Good, but suprisingly dry considering the subject matter: vendetta and factional violence (interspersed with actual warfare) in the Venetian territory of Friuli building up to the "Cruel Carnival" (with its attendant massacres, lootings, peasant uprsings, arson and assorted atrocities - including a good bit of feeding victims bodies to dogs or pigs - and in at least one incident both animals simultaneously) in 1511. The author also covers the aftermath (social, political and judicial) of the incident as well as the culture of vendetta itself (possessing its own legends and symbolism) and the eventual decline of vendetta and the rise of more formalized dueling in the region.

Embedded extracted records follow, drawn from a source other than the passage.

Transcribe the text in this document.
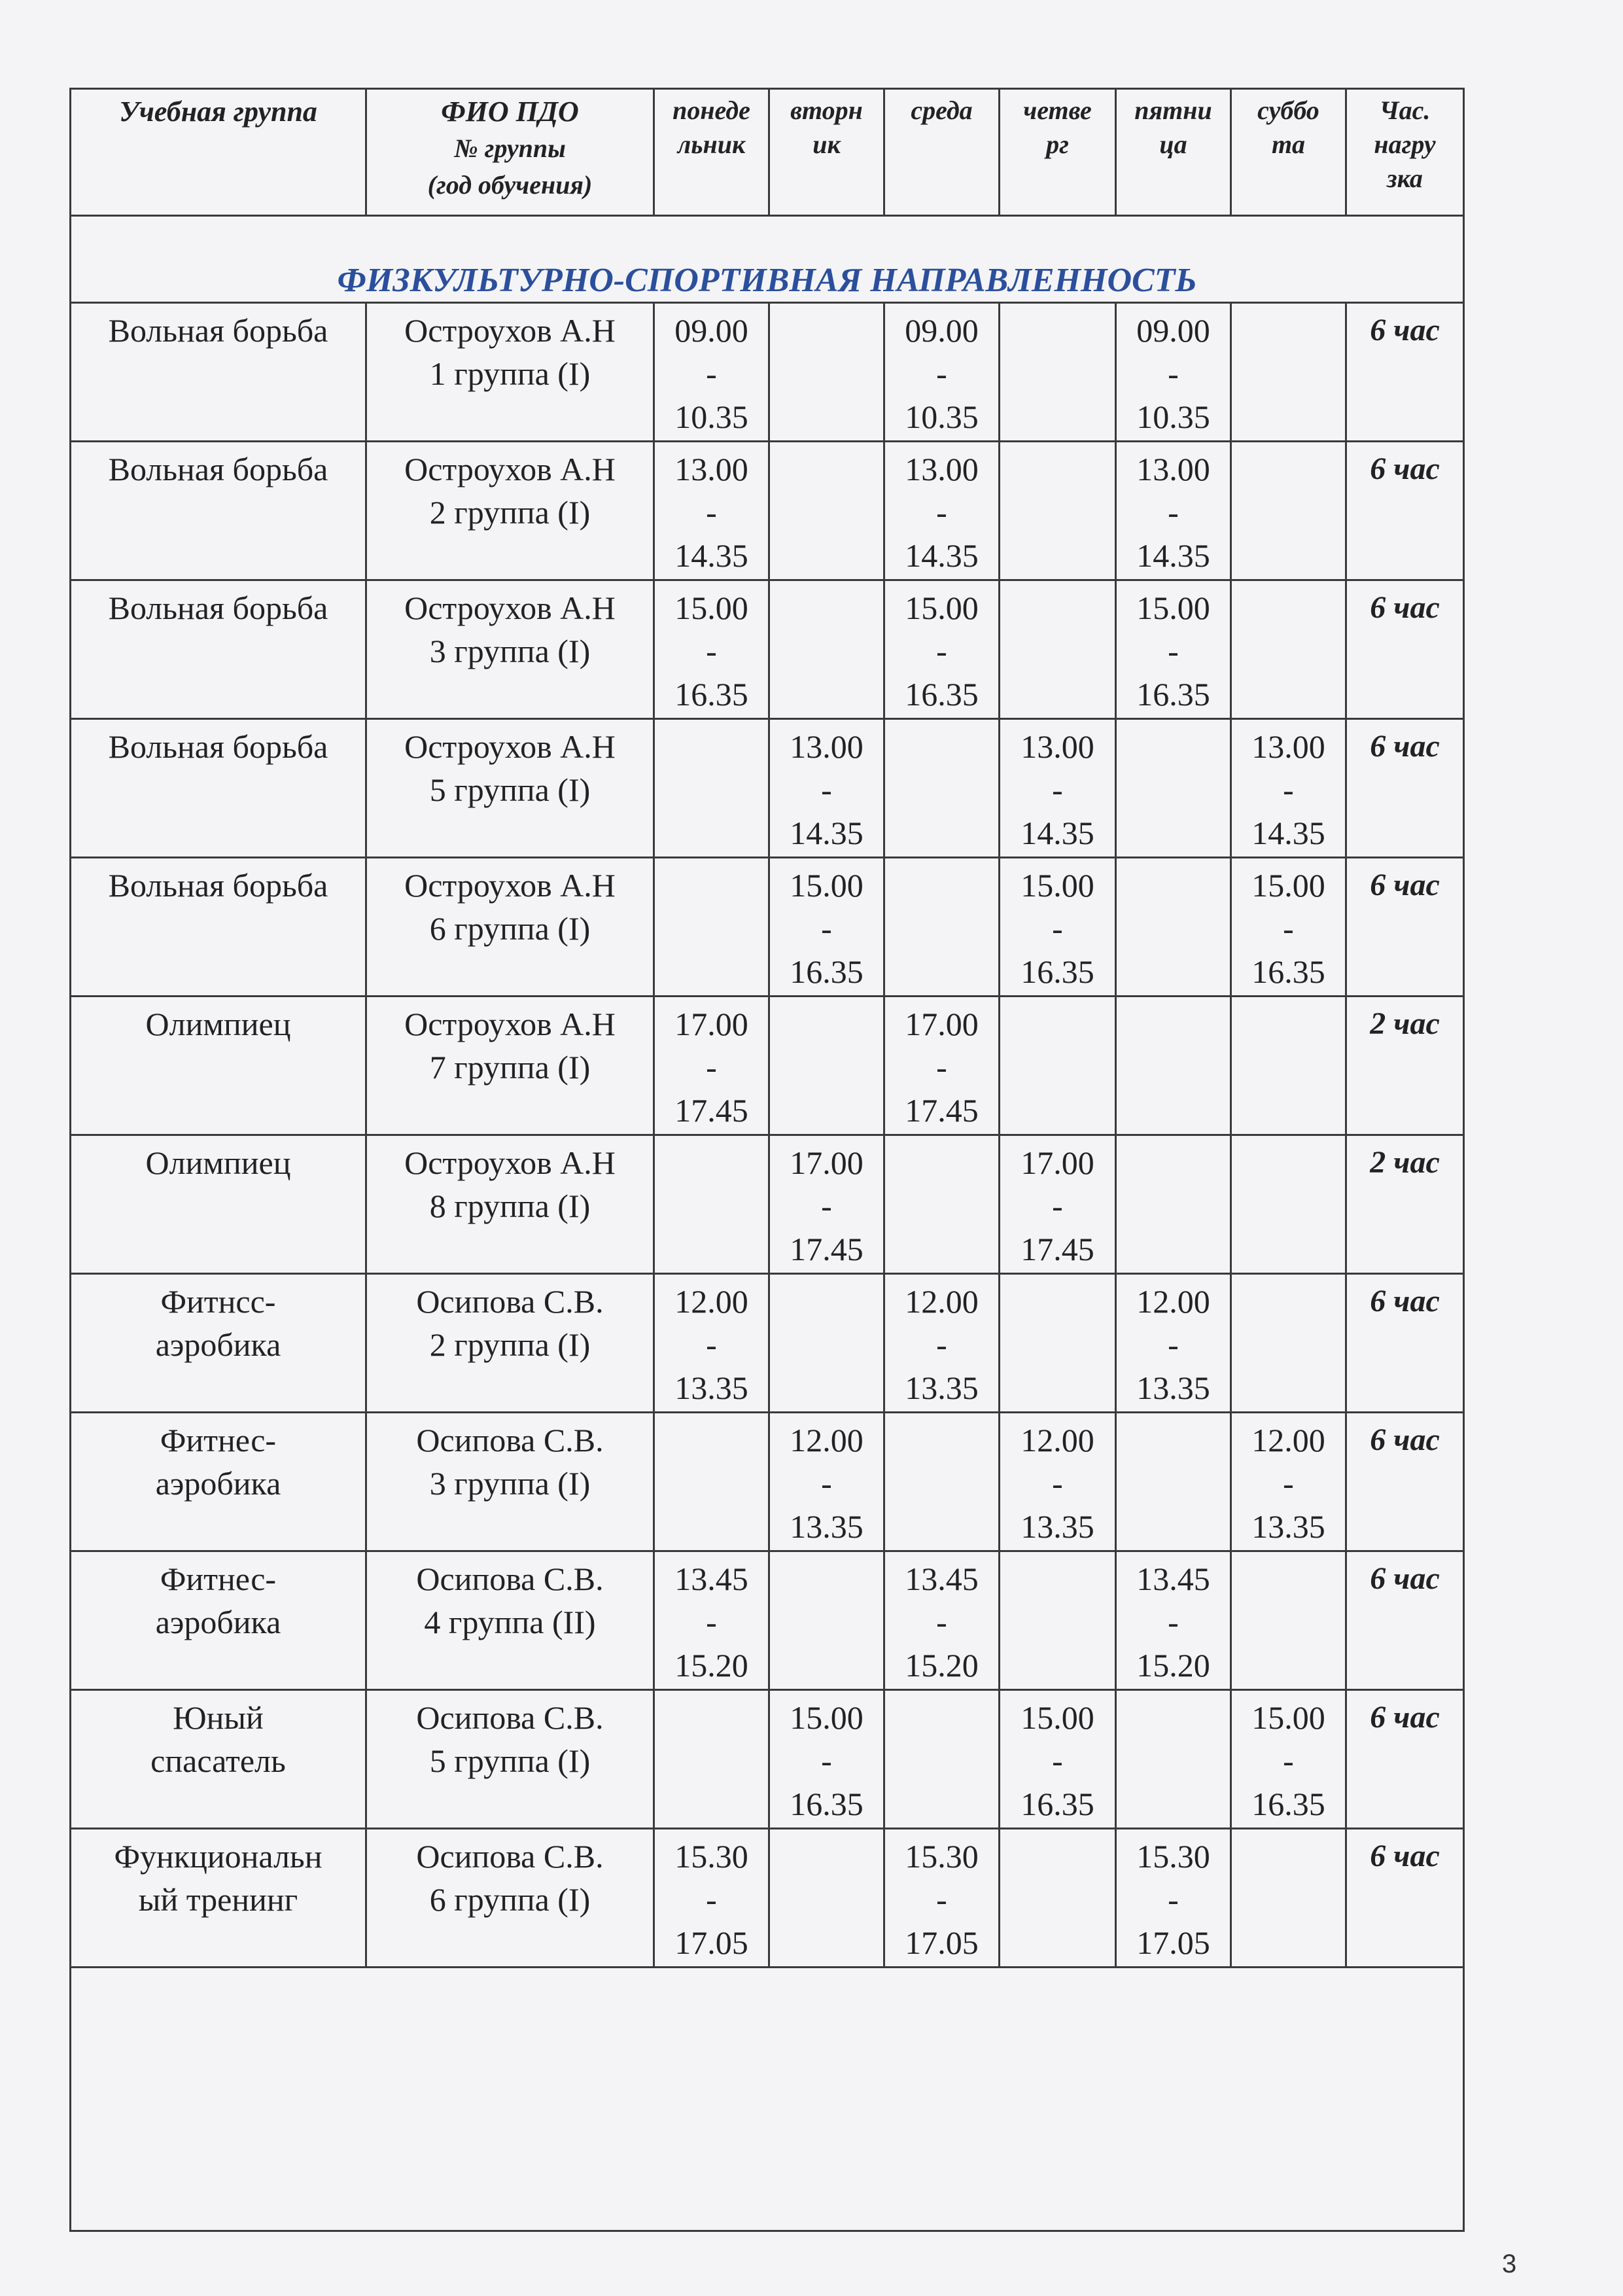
Учебная группа	ФИО ПДО
№ группы
(год обучения)	понеде
льник	вторн
ик	среда	четве
рг	пятни
ца	суббо
та	Час.
нагру
зка

ФИЗКУЛЬТУРНО-СПОРТИВНАЯ НАПРАВЛЕННОСТЬ								

Вольная борьба	Остроухов А.Н
1 группа (I)	09.00
-
10.35		09.00
-
10.35		09.00
-
10.35		6 час

Вольная борьба	Остроухов А.Н
2 группа (I)	13.00
-
14.35		13.00
-
14.35		13.00
-
14.35		6 час

Вольная борьба	Остроухов А.Н
3 группа (I)	15.00
-
16.35		15.00
-
16.35		15.00
-
16.35		6 час

Вольная борьба	Остроухов А.Н
5 группа (I)		13.00
-
14.35		13.00
-
14.35		13.00
-
14.35	6 час

Вольная борьба	Остроухов А.Н
6 группа (I)		15.00
-
16.35		15.00
-
16.35		15.00
-
16.35	6 час

Олимпиец	Остроухов А.Н
7 группа (I)	17.00
-
17.45		17.00
-
17.45				2 час

Олимпиец	Остроухов А.Н
8 группа (I)		17.00
-
17.45		17.00
-
17.45			2 час

Фитнсс-
аэробика	Осипова С.В.
2 группа (I)	12.00
-
13.35		12.00
-
13.35		12.00
-
13.35		6 час

Фитнес-
аэробика	Осипова С.В.
3 группа (I)		12.00
-
13.35		12.00
-
13.35		12.00
-
13.35	6 час

Фитнес-
аэробика	Осипова С.В.
4 группа (II)	13.45
-
15.20		13.45
-
15.20		13.45
-
15.20		6 час

Юный
спасатель	Осипова С.В.
5 группа (I)		15.00
-
16.35		15.00
-
16.35		15.00
-
16.35	6 час

Функциональн
ый тренинг	Осипова С.В.
6 группа (I)	15.30
-
17.05		15.30
-
17.05		15.30
-
17.05		6 час

3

The book gives the reader a proper insight of the events that led to the Blood Carnival in Udine and the later outcomes of the same event. In itself the event itseld is not important, however without it a researcher/academic wouldn't have the motivation of looking into deep on the reasons and consequences this bloodshed consitutes within the Reneissance time and the area of (patria del) Friuli.
Certainly, a must read, especially for scholars/adacemics/researchers of Early Modern Europe and Reneissance.
PS: There is also an Italian version of the same text, and another Italian author wrote about the same event (of course, in Italian) and his book is translated into Slovene as well.
As it turns out, vendettas were pretty badass. This book's a pretty good read, and not too difficult at all. If you're a sucker for the darker side of history, this is probably right up your alley.
Generally pretty good - would have given it 3.5 stars if I could. A little too much on the imagery of dogs eating corpses for true bedtime reading, though.